The server connection line reports accepted, closed, and hijacked connection deltas plus the final active, idle, non-hijacked open, peak active, and peak open counts observed through http.Server.ConnState. WebSocket upgrades are reported as hijacked because Go hands those sockets to the WebSocket driver.

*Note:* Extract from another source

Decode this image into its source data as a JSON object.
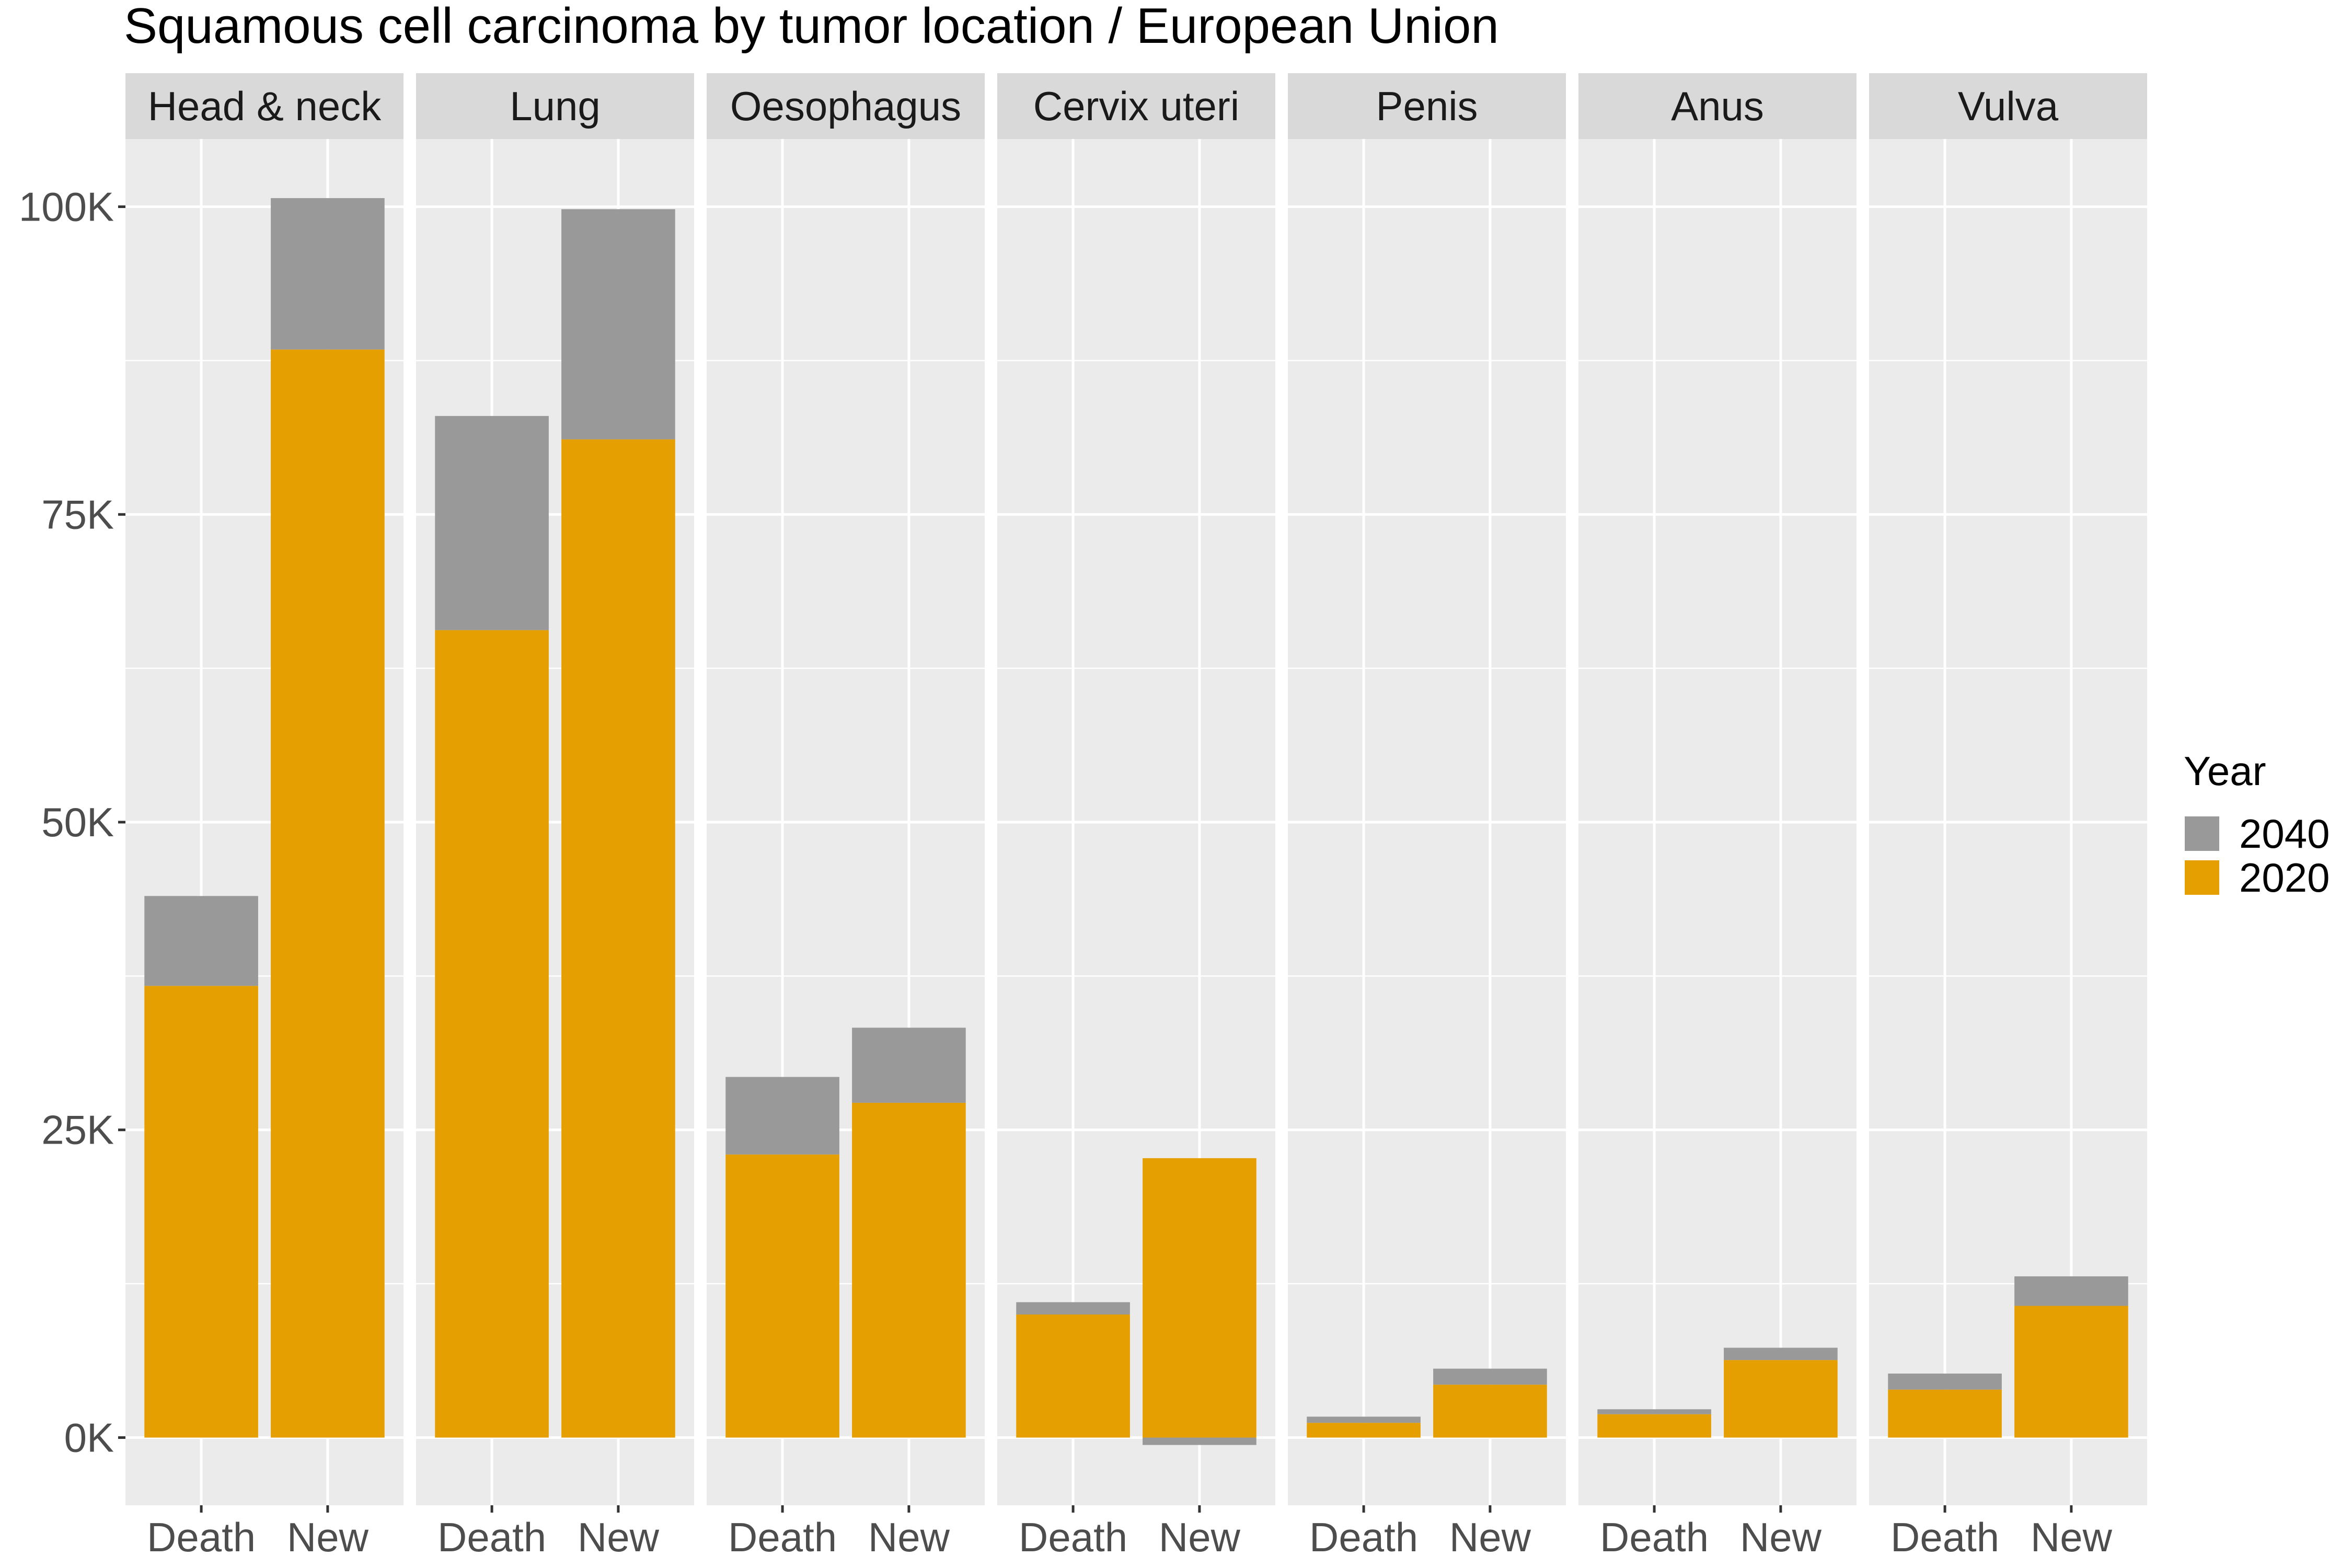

Use protocol selection when you want an isolated ceiling:

go run ./cmd/stress -url http://127.0.0.1:8080 -protocols grpc -duration 10s -start 16 -max 1024
go run ./cmd/stress -url http://127.0.0.1:8080 -protocols rest,graphql -duration 10s -start 16 -max 1024
go run ./cmd/stress -url http://127.0.0.1:8080 -mode connect-storm -duration 10s -start 8 -max 256 -connect-rate 500

Use the mixed run when you want to test Anvil’s same-port dispatcher under realistic pressure.

Live Profiles

Use live profiles when a stress run shows a real limit and you need to know where the time, allocations, or blocking are coming from. The golden sample backend keeps this tooling outside core Anvil. Anvil does not expose pprof or profiling symbols in the SDK.

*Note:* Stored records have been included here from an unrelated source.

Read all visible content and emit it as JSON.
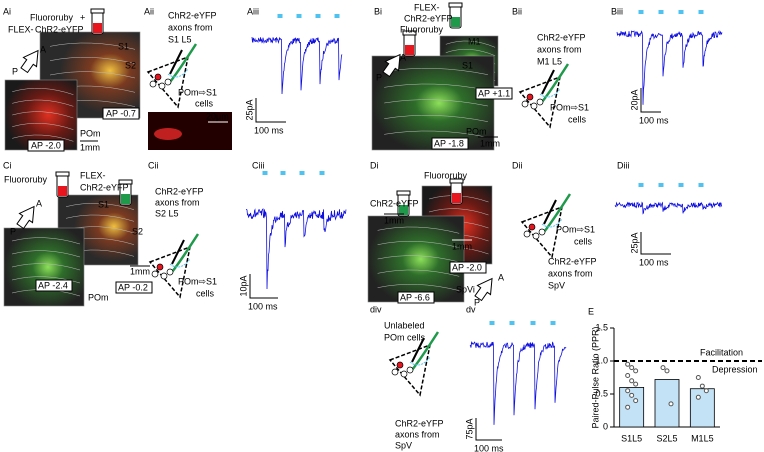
{
  "panels": [
    {
      "label": "Ai",
      "texts": [
        "Fluororuby",
        "+",
        "FLEX-",
        "ChR2-eYFP",
        "A",
        "P",
        "S1",
        "S2",
        "AP -0.7",
        "AP -2.0",
        "POm",
        "1mm"
      ]
    },
    {
      "label": "Aii",
      "texts": [
        "ChR2-eYFP",
        "axons from",
        "S1 L5",
        "POm⇨S1",
        "cells",
        "20μm"
      ]
    },
    {
      "label": "Aiii",
      "texts": [
        "25pA",
        "100 ms"
      ]
    },
    {
      "label": "Bi",
      "texts": [
        "FLEX-",
        "ChR2-eYFP",
        "Fluororuby",
        "A",
        "P",
        "M1",
        "S1",
        "AP +1.1",
        "AP -1.8",
        "POm",
        "1mm"
      ]
    },
    {
      "label": "Bii",
      "texts": [
        "ChR2-eYFP",
        "axons from",
        "M1 L5",
        "POm⇨S1",
        "cells"
      ]
    },
    {
      "label": "Biii",
      "texts": [
        "20pA",
        "100 ms"
      ]
    },
    {
      "label": "Ci",
      "texts": [
        "Fluororuby",
        "FLEX-",
        "ChR2-eYFP",
        "A",
        "P",
        "S1",
        "S2",
        "1mm",
        "AP -2.4",
        "AP -0.2",
        "POm"
      ]
    },
    {
      "label": "Cii",
      "texts": [
        "ChR2-eYFP",
        "axons from",
        "S2 L5",
        "POm⇨S1",
        "cells"
      ]
    },
    {
      "label": "Ciii",
      "texts": [
        "10pA",
        "100 ms"
      ]
    },
    {
      "label": "Di",
      "texts": [
        "Fluororuby",
        "ChR2-eYFP",
        "1mm",
        "1mm",
        "AP -2.0",
        "AP -6.6",
        "SpVi",
        "A",
        "P"
      ]
    },
    {
      "label": "Dii",
      "texts": [
        "POm⇨S1",
        "cells",
        "ChR2-eYFP",
        "axons from",
        "SpV"
      ]
    },
    {
      "label": "Diii",
      "texts": [
        "25pA",
        "100 ms"
      ]
    },
    {
      "label": "div",
      "texts": [
        "Unlabeled",
        "POm cells",
        "ChR2-eYFP",
        "axons from",
        "SpV"
      ]
    },
    {
      "label": "dv",
      "texts": [
        "75pA",
        "100 ms"
      ]
    }
  ],
  "chart_data": {
    "type": "bar",
    "label": "E",
    "ylabel": "Paired-Pulse Ratio (PPR)",
    "categories": [
      "S1L5",
      "S2L5",
      "M1L5"
    ],
    "values": [
      0.6,
      0.72,
      0.58
    ],
    "color": "#c4e2f5",
    "points": [
      [
        0.95,
        0.9,
        0.85,
        0.78,
        0.7,
        0.65,
        0.55,
        0.48,
        0.4,
        0.3
      ],
      [
        0.9,
        0.85,
        0.35
      ],
      [
        0.75,
        0.62,
        0.55,
        0.45
      ]
    ],
    "ylim": [
      0,
      1.5
    ],
    "yticks": [
      0,
      0.5,
      {
        "value": 1,
        "label": "1.0"
      },
      1.5
    ],
    "reference_line": {
      "value": 1,
      "above": "Facilitation",
      "below": "Depression"
    }
  }
}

Start the sample backend with its local pprof server enabled:

PPROF_ADDR=127.0.0.1:6060 go run ./cmd/server

Then run the profiling harness from another shell:

go run ./cmd/profile \
  -url http://127.0.0.1:8080 \
  -pprof-url http://127.0.0.1:6060 \
  -duration 30s \
  -start 8 \
  -max 512 \
  -out profiles/local-run

The harness runs the same mixed-protocol stress workload and captures:

CPU profile during the primary load run
Heap profile after the primary load run
Allocs profile after the primary load run
Goroutine profile after the primary load run
Mutex profile after the primary load run
Block profile after the primary load run
Runtime trace during a short follow-up load run
Stress JSON for both the CPU-profiled run and the trace run

Open the artifacts with the standard Go tools:

go tool pprof profiles/local-run/cpu.pprof
go tool pprof -alloc_objects profiles/local-run/allocs.pprof
go tool pprof profiles/local-run/mutex.pprof
go tool pprof profiles/local-run/block.pprof
go tool trace profiles/local-run/trace.trace

On Windows PowerShell, set the pprof address like this:

$env:PPROF_ADDR = "127.0.0.1:6060"
go run ./cmd/server

Comparing Changes

Use benchstat when comparing two revisions:

go test ./core/edge -run '^$' -bench BenchmarkEdgeDispatch -benchmem -count 10 -benchtime 3s > old.txt

# Change code, then run again.
go test ./core/edge -run '^$' -bench BenchmarkEdgeDispatch -benchmem -count 10 -benchtime 3s > new.txt

benchstat old.txt new.txt

Only claim an improvement when benchstat shows a statistically meaningful change. Small benchmark movement can come from CPU scheduling, turbo behavior, background processes, or thermal state.

Profiling

Use profiles when a benchmark exposes a hot path.

CPU profile:

go test ./internal/smoke \
  -run '^$' \
  -bench BenchmarkGeneratedBackendDirect/project_get_with_middleware \
  -benchtime 10s \
  -cpuprofile cpu.prof

go tool pprof cpu.prof

Allocation profile:

go test ./internal/smoke \
  -run '^$' \
  -bench BenchmarkGeneratedBackendDirect/project_get_with_middleware \
  -benchtime 10s \
  -memprofile mem.prof

go tool pprof -alloc_objects mem.prof

Trace:

go test ./internal/smoke \
  -run '^$' \
  -bench BenchmarkGeneratedBackendLiveHTTP2Parallel/rest_project_get \
  -benchtime 10s \
  -trace trace.out

go tool trace trace.out

Use profiles to decide what to optimize. Guesswork is how performance work gets expensive without improving the system.

Release Numbers

Produce public performance numbers from a clean run:

Fixed Go version
Fixed commit hashes for Anvil, drivers, and the sample backend
Fresh process with no dev server or browser noise
-count 10 benchmark output stored with the release notes
Hardware, operating system, CPU, and memory listed beside the results
benchstat output when comparing against a previous release

The documentation can show representative alpha numbers once they come from a repeatable release machine. Until then, local benchmark output is useful for engineering decisions but is not a public guarantee.